Sport is an aspect of many people’s lives, used for inciting joy, competition, stress relief and is also used for good physical health. However, many young people who wish to pursue sport further while legally having to be in full time education until the age of 18 are having to choose; conventional education or a committed sport life? 

Focusing on the young women given the opportunity to play for Arsenal Ladies’ Under 18s, they spoke about their views on how from a young age, as young as 13, students are having to choose between prioritising their sport life or their academic studies. Once students have sat their GCSEs, young people all over the country have the choice between A-levels, college or working within an apprenticeship scheme. However, students such as Rosie Langston, 17, and Tally Miles, 16, from Hertfordshire did not make their choices under the same circumstances. When playing for an institution such as Arsenal, it opens a lot of doors for those wishing to go further in sport; however, one cannot study A-levels while competing in sport at this level. If a young person is playing sport at an advanced level for a club such as Arsenal, they must follow the route consisting of college and sports-based studies if they wish to continue playing, training and competing at this advanced level. There is no option for young people to study a-levels of their choice while maintaining complex training within their chosen activity. This is a sport that they most likely would have been committed to for either most of or for all of their adolescence. 


The unbalanced nature of sport and academia is a long-standing social issue and according to Rosie Langston, (who had to end her time playing for Arsenal to study A-levels) it’s due to ‘a stereotype that you can’t be academic and sporty’ and it is one she feels is ‘completely wrong’. Langston uses examples of professional footballers that have proved this stereotype wrong, such as Eniola Aluko who has a law degree, and also Leah Williamson who is simultaneously playing professional football while studying an accountancy degree. These examples communicate that the choice to study a-levels while being involved in advanced sports should be available to young people in this situation. Langston further expresses that due to her choice to prioritise conventional studies, she feels as though she is missing out and that ‘as a sixth form student, she is actively encouraged to give up to give up sporting opportunities in order to prioritise her studies’. 
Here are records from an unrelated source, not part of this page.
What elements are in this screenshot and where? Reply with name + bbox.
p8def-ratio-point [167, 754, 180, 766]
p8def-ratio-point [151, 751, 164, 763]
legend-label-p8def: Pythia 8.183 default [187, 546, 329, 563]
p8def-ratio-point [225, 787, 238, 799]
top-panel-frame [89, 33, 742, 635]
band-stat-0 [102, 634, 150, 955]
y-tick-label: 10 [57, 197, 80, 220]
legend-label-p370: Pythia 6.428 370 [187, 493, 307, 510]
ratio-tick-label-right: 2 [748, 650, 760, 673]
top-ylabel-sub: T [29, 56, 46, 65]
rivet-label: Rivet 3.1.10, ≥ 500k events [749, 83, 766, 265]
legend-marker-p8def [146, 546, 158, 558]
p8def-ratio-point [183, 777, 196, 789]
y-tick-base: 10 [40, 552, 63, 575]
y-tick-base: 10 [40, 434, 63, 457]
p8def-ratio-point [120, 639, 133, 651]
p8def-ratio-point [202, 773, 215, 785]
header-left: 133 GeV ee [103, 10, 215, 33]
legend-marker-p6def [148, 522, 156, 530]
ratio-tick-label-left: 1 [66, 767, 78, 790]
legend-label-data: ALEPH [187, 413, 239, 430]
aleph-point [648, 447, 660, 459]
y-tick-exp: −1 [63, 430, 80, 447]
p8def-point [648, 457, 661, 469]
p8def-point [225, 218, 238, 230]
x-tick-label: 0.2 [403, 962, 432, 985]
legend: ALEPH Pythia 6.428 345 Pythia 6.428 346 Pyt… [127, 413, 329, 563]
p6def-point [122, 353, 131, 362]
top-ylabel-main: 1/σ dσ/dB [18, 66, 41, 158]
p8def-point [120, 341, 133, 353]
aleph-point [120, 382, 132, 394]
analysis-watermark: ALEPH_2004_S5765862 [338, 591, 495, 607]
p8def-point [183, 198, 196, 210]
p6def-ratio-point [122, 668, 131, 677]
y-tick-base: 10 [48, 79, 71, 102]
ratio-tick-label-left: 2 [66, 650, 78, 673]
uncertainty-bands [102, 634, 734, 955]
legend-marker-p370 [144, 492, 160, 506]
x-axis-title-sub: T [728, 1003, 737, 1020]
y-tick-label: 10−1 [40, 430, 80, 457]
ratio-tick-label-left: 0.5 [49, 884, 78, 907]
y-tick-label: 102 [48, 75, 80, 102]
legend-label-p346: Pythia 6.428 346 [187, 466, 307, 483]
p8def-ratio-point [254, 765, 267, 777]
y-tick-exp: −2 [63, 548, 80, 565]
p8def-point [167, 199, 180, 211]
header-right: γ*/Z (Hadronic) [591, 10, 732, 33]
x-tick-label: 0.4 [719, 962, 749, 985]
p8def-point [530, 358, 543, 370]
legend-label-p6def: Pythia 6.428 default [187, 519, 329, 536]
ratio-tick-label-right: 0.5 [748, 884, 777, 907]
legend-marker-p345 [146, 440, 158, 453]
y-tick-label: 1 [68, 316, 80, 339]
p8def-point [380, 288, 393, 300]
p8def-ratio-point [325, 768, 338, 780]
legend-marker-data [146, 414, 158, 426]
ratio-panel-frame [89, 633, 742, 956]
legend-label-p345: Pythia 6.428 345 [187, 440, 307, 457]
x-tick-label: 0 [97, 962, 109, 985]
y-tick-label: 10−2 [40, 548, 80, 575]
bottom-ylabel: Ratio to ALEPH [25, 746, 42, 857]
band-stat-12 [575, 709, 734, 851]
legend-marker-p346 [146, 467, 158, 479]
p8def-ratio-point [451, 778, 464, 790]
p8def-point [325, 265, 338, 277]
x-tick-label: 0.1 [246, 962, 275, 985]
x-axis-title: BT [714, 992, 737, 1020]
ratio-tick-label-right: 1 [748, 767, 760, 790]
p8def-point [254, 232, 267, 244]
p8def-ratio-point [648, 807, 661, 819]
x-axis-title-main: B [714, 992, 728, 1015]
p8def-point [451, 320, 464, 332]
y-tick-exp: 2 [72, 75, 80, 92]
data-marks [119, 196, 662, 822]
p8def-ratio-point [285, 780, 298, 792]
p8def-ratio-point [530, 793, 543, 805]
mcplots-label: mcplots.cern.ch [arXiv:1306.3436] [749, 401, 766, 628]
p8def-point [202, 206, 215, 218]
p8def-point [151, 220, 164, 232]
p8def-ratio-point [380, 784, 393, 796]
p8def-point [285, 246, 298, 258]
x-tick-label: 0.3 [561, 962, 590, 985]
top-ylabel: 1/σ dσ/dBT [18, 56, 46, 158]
The main issue is that many of these major life choices that shape a young person's future are forcibly made at an extremely young age. Langston explains this aspect s ‘the choice to prioritise football has to be made far earlier than at a level, students may have to decide to miss classes at as young as 13-14 years oil in order to travel to training.’ The idea in which you must choose either education or sport is depicted from a young age, which is extremely problematic for those who are both academically successful as they are within their chosen sport.

However, not all have faced the narrowing choice of ‘education or sport?’ Many young people choose to go down the alternative route; to study at college and continue with their preferred sport. Tally Miles, also from Hertfordshire, chose to do this and expressed how it was worth not gaining a conventional education as ‘it provides her with opportunities she wouldn't have had if she had stuck with a conventional education’. Although this process benefits many students that are solely focused on a career in sports; this is due to the college courses provided alongside professional training is sport related, such as coaching courses. 


Even though students such as Miles are confident and happy with their choice and their future, it doesn’t mean they are happy with how some of their teammates have been affected by this divisional choice. Miles expressed her thoughts on the fact that herself and others had to make this decision fairly young, saying ‘it isn’t fair because some of the best footballers I know are academic, but they do not get the same opportunities that I get at college due to their desire for a conventional education’. Opportunities involve visits from England coaches and scouts, a major benefactor when pursuing a career in football.

In order to help prevent any stress when making decisions such as this, both Langston and Miles feel as though young people should be aware of the sacrifices and decisions they will have to make before the time comes. Although Langston feels as though ‘these sacrifices shouldn’t have to exist’ and she expresses that the answer to fixing this problem for future academics and athletes is that they should be given ‘provision and support’.